過去に生まれたかった、未来に生まれたかった、と考えることはできる。だがそれは思考の中だけの話であって、実際に体験できる時間は、常に「今」しかない。宇宙の138億年という広大な時間軸の中で、たった一点しか手渡されていないのに、人間はその一点しか生きることができない。逆に言えば、その一点だけは、誰にも取り替えられない、確実に自分のものだということでもある。
広大な時間の中の、たった一つの点。その心細さと、その確かさは、実は同じことの裏表なのかもしれない。
一瞬であることの、静かな肯定
ここまで、人間と宇宙の間にある「距離」を、いくつかの角度から見てきた。空間的な孤独、物理定数の偶然、観測という行為、そして時間の短さと、今という一点であることの不思議さ。

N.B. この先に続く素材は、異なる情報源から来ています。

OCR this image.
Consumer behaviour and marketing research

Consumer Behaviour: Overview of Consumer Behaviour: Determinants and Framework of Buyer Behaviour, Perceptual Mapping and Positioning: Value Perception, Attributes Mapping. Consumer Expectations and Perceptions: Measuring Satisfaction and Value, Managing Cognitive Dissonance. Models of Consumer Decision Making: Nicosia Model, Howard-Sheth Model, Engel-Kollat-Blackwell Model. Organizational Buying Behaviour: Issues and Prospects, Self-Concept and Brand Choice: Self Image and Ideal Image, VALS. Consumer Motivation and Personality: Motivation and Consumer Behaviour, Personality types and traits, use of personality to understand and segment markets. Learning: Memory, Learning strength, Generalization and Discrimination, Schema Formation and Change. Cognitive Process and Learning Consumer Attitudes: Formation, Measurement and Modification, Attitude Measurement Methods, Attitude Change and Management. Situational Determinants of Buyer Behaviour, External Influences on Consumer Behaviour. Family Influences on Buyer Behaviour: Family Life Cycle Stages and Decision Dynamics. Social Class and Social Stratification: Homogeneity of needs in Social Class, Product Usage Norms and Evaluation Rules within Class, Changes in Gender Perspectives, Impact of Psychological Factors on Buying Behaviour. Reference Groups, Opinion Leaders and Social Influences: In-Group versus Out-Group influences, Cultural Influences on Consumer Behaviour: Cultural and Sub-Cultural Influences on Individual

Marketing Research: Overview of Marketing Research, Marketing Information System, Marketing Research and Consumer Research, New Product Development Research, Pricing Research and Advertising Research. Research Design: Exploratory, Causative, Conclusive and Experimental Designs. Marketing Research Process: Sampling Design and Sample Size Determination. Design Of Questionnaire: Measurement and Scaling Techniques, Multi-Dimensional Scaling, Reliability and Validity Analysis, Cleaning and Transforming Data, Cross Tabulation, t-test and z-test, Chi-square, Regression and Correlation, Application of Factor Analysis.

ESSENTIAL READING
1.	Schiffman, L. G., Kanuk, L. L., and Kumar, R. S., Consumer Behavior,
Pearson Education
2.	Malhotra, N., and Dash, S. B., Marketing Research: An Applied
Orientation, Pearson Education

どの角度から見ても、人間という存在は、宇宙の広大さに比べればあまりにも小さく、あまりにも短い。けれど、その小ささと短さは、決して人間の存在を軽くするものではなく、むしろ、今この瞬間がどれほど取り替えのきかないものかを、静かに裏づけているようにも思える。
次回からは、いよいよこの連載の後半、宇宙の「終わり」に目を向けていく。太陽の死、地球の終わり、そして宇宙そのものの果てを前にしたとき、人間はどう向き合えるのか——そこから考えていきたい。